Simulated effects of floodplain restoration on plant community types

Aims: Channelization and artificial embankments have altered the natural flood regime of many rivers, impacting the hydrological characteristics of floodplain ecosystems and their biological communities. This study was undertaken on a floodplain
meadow to assess spatial patterns of plant communities in relation to soil physical
and chemical conditions, and the impacts of floodplain restoration that involved
embankment-removal.
Location: River Glaven, Hunworth, Norfolk, UK.
Methods: Fine-scale plant and soil chemistry sampling was conducted prior to embankment removal, and hydrological and climatological conditions were monitored
prior to and after embankment removal. Hydrological/hydraulic modelling simulated
groundwater levels for a 10-year period to assess changes in soil aeration stresses and
plant community composition following embankment-removal.
Results: Hydrology was identified as the primary driver of plant community composition. Soil fertility was also important. Unique continuous measurements of
vadose dissolved oxygen concentrations using oxygen optodes indicated strong coupling between water table depth and root zone dissolved oxygen concentrations.

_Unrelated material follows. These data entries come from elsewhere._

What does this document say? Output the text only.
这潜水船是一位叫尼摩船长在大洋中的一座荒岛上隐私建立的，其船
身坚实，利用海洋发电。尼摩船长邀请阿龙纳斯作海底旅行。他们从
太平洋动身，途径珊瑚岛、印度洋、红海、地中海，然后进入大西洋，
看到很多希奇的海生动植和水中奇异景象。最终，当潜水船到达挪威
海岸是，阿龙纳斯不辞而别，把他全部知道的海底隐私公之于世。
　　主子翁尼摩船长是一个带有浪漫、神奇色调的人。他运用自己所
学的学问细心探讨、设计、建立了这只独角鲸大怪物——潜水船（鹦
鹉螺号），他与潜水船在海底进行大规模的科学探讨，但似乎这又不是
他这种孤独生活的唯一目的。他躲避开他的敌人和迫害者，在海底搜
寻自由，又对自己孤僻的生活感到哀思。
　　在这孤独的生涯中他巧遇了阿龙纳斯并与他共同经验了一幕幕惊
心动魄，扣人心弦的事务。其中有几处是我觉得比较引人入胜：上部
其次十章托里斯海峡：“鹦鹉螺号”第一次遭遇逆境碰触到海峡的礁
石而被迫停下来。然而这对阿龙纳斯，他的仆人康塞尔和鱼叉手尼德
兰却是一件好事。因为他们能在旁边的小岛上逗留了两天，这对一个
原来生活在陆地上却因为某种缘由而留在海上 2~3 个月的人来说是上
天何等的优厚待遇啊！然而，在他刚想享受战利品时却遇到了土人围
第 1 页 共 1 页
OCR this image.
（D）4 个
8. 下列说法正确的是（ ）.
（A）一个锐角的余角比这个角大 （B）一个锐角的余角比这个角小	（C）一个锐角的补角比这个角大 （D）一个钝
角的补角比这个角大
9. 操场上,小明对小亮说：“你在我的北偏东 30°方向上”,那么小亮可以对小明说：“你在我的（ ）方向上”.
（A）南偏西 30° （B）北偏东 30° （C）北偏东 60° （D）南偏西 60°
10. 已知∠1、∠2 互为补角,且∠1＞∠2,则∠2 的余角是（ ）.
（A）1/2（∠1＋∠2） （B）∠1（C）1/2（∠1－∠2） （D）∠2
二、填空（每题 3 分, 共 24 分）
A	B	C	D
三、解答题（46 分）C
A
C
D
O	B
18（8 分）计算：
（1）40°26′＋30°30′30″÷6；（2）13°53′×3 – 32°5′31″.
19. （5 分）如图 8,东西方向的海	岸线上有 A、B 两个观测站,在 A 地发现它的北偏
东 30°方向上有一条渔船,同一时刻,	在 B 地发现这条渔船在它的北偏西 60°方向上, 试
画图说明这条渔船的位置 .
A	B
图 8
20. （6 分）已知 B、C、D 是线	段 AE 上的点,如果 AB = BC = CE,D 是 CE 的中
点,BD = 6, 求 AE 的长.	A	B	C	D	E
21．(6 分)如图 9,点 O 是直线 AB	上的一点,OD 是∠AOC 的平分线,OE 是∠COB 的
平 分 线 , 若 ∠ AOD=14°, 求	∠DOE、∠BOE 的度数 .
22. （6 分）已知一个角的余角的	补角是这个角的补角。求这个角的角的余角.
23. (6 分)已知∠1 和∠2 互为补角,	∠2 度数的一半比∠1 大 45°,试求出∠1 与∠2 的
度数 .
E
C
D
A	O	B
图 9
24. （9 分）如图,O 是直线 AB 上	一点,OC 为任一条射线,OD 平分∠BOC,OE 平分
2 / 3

Reinstatement of overbank flows did not substantially affect aeration stress across
most of the meadow because of pre-existing wet conditions. However, along the riverfloodplain ecotone, aeration stress increased substantially from conditions normally
associated with dry grassland to those characteristic of fen communities (p<0.05).
Conclusions: This restored water table regime may be suitable for more diverse plant
assemblages. Benefits of flooding for increased species richness and transport of
propagules may, however, be over-ridden without accompanying water level management during the growing season, or hay removal to balance additional supply of
nutrients from river floodwater and sediment. Our results show that hydrological/hydraulic modelling combined with quantitative measures of plant water-requirements
can provide practical and adaptive management tools to estimate the response of
floodplain communities to changing water regimes.